LynxSecure® is a simple and elegant platform technology that controls hardware resources according to an intuitive, proprietary information flow modeling language.
Rather than attempting to shape system behavior indirectly by issuing commands to platform APIs according to a programming manual, LynxSecure® allows developers to directly control system behavior through a unique system architecture specification written by the developer and enforced solely by the processor.
The architectural nature of application dependencies on operating system (OS) centralized abstraction layers (data services and hardware control) makes it very difficult to formally verify the security properties of a software system.
John Rushby and the Separation Kernel
In 1981, John Rushby introduced the concept of a Separation Kernel as a unique class of software platform technology. The Separation Kernel concept enforced a simpler distributed application runtime model on a processor by way of provably separating processor-controlled resources, such that independent applications execute on their own allocation of resources. With such a platform technology in place, the security properties of a software system can be verified by tracing system actors' data access and information flows directly to the physical allocation of resources.
Niklaus Wirth & Martin Reiser
Swiss computer scientists Niklaus Wirth and Martin Reiser have contributed decades of award-winning research and development towards the simplification of OS design and programming languages guided by the principles of (1) modular composition and (2) system comprehensibility as realized in their contributions to “Oberon.”

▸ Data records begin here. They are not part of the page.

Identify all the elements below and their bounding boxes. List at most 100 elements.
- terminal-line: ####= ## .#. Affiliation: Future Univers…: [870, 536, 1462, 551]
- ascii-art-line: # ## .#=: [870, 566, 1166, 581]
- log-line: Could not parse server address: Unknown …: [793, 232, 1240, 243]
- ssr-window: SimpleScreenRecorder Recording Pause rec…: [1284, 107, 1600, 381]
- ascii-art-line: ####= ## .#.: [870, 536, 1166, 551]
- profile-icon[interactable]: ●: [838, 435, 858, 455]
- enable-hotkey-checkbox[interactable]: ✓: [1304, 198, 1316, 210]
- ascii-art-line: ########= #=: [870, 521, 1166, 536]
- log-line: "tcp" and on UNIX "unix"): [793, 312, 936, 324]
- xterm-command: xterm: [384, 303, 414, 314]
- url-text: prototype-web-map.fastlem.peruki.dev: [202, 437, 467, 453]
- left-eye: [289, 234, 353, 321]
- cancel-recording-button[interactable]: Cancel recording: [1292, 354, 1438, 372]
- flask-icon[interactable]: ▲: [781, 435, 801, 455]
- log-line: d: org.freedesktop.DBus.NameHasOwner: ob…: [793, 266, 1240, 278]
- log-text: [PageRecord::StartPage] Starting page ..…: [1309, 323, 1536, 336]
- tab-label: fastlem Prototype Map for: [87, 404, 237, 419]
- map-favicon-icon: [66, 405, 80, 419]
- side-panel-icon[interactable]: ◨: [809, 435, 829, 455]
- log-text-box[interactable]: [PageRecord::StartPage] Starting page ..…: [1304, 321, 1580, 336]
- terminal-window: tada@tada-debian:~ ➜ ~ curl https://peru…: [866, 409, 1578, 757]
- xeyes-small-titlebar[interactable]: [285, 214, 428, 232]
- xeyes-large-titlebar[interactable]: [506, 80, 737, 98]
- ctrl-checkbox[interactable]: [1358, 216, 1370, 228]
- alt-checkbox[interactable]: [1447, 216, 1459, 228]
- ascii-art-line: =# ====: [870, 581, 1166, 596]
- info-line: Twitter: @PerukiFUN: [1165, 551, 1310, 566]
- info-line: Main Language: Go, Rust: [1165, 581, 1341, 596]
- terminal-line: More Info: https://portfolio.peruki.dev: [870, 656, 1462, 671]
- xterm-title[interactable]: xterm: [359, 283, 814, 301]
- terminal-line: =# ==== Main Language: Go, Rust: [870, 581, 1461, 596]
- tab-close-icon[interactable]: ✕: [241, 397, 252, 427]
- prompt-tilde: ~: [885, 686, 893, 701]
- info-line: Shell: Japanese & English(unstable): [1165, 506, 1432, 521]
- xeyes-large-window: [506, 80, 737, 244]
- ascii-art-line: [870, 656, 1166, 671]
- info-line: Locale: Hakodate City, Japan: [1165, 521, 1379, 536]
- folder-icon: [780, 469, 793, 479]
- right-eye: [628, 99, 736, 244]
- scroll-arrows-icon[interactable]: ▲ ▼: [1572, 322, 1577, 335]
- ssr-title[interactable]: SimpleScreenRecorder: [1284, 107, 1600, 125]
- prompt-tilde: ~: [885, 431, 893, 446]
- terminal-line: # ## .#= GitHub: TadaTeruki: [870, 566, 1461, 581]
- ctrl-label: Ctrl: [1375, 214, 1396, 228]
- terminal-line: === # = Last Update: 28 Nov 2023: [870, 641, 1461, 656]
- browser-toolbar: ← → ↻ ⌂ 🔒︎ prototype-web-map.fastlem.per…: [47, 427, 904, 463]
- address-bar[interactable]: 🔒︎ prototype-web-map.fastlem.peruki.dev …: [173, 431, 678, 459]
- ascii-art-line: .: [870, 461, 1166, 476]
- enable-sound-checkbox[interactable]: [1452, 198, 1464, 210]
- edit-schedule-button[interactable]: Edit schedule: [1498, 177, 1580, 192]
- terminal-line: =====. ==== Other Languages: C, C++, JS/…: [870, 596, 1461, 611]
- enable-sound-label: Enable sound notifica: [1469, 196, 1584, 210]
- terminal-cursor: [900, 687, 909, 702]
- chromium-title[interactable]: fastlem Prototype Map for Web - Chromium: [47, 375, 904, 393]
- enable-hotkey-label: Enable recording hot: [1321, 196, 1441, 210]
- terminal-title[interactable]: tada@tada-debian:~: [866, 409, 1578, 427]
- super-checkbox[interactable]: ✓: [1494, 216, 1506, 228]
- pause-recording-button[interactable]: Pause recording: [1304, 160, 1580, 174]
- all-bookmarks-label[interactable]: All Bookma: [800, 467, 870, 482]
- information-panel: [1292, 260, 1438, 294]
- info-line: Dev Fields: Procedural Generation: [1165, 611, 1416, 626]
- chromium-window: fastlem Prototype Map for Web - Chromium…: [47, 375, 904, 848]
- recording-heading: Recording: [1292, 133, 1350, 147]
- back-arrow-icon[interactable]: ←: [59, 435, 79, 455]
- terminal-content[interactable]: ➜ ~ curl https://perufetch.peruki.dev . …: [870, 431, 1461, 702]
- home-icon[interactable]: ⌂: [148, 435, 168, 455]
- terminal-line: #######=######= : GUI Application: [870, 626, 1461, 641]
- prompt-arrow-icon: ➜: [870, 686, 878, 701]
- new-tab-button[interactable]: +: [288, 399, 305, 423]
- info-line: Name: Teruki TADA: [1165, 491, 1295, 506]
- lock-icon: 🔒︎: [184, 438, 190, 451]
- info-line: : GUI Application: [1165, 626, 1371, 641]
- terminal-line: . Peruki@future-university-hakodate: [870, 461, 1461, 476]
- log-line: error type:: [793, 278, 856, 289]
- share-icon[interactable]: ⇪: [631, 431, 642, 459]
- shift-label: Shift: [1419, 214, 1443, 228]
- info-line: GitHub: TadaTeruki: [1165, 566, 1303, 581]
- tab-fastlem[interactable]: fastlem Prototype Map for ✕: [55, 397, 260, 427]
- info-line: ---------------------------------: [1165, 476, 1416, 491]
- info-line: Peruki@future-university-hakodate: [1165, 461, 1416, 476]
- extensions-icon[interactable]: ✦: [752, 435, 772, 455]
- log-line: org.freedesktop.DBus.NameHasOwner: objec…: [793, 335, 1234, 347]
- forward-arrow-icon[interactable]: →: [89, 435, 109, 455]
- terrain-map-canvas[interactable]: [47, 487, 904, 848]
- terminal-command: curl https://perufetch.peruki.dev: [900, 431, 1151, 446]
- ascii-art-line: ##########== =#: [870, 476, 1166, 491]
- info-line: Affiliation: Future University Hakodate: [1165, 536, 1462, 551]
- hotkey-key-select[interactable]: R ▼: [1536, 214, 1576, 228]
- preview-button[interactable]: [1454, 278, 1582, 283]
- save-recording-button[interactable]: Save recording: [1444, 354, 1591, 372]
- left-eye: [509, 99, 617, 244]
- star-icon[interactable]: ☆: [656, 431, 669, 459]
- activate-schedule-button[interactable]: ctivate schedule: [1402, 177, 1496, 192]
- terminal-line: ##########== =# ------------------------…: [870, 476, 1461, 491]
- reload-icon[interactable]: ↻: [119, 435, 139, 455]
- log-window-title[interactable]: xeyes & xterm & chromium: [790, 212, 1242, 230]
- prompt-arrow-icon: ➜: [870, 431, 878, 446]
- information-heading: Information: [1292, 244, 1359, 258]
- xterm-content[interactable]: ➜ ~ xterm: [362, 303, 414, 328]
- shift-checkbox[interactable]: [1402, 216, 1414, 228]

In his 1995 paper, “Plea for Lean Software,” Wirth observed that bloated software development was out-pacing the rate of hardware performance evolution. Similarly, in the preface of the 1991 publication of “The Oberon System: User Guide and Programmer's Manual”, Reiser commented, “The hope is that the progress in hardware will cure all software ills. However, [one] may observe that software manages to outgrow hardware in size and sluggishness.”
It is far easier to describe these authors' contributions at a conceptual level than it is to realize them on modern processors, as improper and/or overly complex implementations would defeat the purpose of their work. However, the progress in processor evolution—specifically hardware virtualization—provides unique opportunities to simplify the design challenges inherent in realizing both Rushby’s separation kernel concept as well as Wirth’s and Reiser's visions of a truly modular OS, greatly reducing the complexities involved in proper implementations.
Processor Evolution & Hardware Virtualization
The evolution of hardware virtualization boasts a track record of iterative refinement, reducing the need to implement software arbitrators of resources (a primary function of the OS kernel) while increasing both the number of hardware elements that can be independently partitioned and controlled by software, as well as the capacity of partitions within the hardware element.
Instead of building a kernel, wherein all applications must be centrally hosted by a reference monitor and arbiter of hardware resources, Lynx shows an alternative model in LynxSecure®—a configurable framework for initializing hardware which allows independent applications to manage their own resources. LynxSecure® relinquishes the operating system’s assumed central control over the CPU, removing as much complexity as possible between the edge of applications and hardware, forcing the honest distributed runtime model that Rushby originally envisioned in 1981.